RIPLEY – Come shake the hands of the last six WWII veterans of Tippah County. Don’t miss this valuable opportunity to meet and talk with men from the greatest generation.
Duane Bullard, a local historian and author, will host a social gathering for Tippah County WWII Veterans on Monday, Nov. 11 from 8 a.m. – 9:30 a.m. at The Peoples Bank in Ripley.
WWII veterans, Andrew Carter, Roy Hodges, Carl Lee Nance, T.C. Mauney, Felix Jones, and E.J. Murley, will be honored at the affair. Refreshments will be served. The public is invited to attend to meet and talk to these veterans about their experiences and show their gratitude for their service.
“I want the public to come, shake their hand, and let them know that they are still remembered,” said Bullard.
Bullard has been a voice for WWII veterans and the sharing of their stories since 2004. Following the death of his dad, Herman Bullard, a WWII disabled veteran, Bullard remembered his promise to his dad to do something to honor him and felt like God was leading him to hold a matter in which veterans from World War II would be recognized.
In December of 2004, Bullard started his investigation and discovered 76 veterans still living in Tippah County. He researched to find as much information as he could about the veterans and was disheartened to find that 16 of the 76 veterans had already passed away by mid-January.
“I knew I had to act fast and get letters out to the 60 veterans still left,” said Bullard. Bullard sent out letters inviting the veterans to meet him and tell their stories, but got no response. Bullard was puzzled. “I did not understand why; I was just trying to interview them and get their stories out there so that their grandchildren and future generations would know of all they had done for us and what they had given up-- the sacrifices they had made,” explained Bullard.
Bullard sought out a fellow Rotarian, Raiford Long, who was a WWII veteran of the US Navy. “I knew he was one of my 60 veterans, so I asked him why he was not coming in and talking to me. He replied that he had never told anyone about it. He didn’t think it should be talked about. So, I explained to him about letting future generations know and hear his stories. I was not prepared for what I was about to hear. He agreed to come in and talk with me for about 10 minutes. Two and half hours later I had a video of him sharing his stories.
“He was my cheerleader from that point on and went out and recruited for me. I had five people the next few days ready to talk. I was overwhelmed listening to the stories. The veterans were emotional telling their stories of 60 years ago and I was emotional hearing the stories. I told my wife that these stories were going to kill me, I was just not prepared. I had to do a little soul searching and praying to prepare myself to be able to further listen to their stories. Wonderful stories, just amazing. I then told my wife that I couldn’t stop at 10 veterans, I couldn’t stop until I had them all. I was able to get 53 WWII veterans, six veterans totally refused. One wouldn’t tell his stories, he had such terrible stories, and that was Dr.
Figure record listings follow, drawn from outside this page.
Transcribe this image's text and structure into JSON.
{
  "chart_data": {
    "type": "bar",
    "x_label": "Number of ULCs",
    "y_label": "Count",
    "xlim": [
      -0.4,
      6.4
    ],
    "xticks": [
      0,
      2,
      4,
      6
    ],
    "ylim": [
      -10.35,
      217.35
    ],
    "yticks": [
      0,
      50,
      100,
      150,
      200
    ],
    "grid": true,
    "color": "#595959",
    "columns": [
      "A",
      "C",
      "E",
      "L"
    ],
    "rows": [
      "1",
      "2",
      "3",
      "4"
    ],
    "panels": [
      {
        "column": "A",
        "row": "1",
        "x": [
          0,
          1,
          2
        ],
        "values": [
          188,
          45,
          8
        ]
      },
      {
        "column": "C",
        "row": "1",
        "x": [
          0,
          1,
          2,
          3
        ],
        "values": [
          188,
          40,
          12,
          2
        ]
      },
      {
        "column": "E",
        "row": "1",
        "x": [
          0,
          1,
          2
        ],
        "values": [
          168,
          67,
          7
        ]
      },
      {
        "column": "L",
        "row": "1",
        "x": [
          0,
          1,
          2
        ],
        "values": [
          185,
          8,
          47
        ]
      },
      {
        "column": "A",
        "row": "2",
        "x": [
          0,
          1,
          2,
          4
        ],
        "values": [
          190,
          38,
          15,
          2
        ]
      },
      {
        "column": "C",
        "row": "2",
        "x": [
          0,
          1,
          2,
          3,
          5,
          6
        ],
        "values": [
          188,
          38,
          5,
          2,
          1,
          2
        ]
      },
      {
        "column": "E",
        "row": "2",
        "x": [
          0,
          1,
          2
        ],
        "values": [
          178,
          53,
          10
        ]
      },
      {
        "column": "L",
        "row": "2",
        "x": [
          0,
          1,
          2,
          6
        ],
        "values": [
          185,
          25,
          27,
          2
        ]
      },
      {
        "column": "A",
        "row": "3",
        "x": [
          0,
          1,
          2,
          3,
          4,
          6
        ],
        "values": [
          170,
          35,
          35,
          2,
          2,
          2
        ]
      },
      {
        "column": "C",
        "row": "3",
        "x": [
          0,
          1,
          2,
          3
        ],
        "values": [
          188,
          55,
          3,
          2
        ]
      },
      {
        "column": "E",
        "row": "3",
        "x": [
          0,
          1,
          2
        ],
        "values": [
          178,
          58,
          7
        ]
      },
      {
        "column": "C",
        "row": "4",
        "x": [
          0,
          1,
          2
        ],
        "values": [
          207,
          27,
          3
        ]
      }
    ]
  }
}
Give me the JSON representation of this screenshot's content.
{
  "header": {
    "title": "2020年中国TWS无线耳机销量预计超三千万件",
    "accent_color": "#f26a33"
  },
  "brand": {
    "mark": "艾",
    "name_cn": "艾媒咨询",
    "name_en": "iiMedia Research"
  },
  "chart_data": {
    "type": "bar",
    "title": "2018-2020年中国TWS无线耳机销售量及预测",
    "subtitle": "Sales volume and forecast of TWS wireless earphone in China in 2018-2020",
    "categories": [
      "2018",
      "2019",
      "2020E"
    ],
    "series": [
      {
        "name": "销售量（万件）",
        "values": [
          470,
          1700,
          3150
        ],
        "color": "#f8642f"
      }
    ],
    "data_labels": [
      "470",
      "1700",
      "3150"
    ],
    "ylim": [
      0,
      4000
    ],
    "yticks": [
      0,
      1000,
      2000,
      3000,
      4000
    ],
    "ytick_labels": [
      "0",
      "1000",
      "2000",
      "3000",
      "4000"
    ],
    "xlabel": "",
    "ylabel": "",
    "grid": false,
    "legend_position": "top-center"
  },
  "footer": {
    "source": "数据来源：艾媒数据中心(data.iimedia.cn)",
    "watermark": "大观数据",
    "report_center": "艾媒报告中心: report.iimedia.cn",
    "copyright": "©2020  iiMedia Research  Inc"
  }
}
Martindale,” said Bullard.
“After that I decided that I would do a banquet. I asked the veterans to bring their memorabilia. I could not believe we had about 100 yards of memorabilia. People from all over Mississippi attended the banquet. We had an attendance of over 800 people. People wanted to hear the stories,” said Bullard.
Bullard had not only honored his dad’s memory but in having the WWII veterans tell their stories, helped to save a part of history.
Copies of the videos documented by Duane Bullard can be found at the Library of Congress in Washington, DC, The Mississippi Armed Forces Museum at Camp Shelby in Mississippi, and The National WWII Museum in New Orleans. One feature at The Mississippi Armed Forces Museum is that a person’s name can be entered and then his stories listened to.
Bullard encourages everyone to come Monday to meet and talk to some of the men from the greatest generation.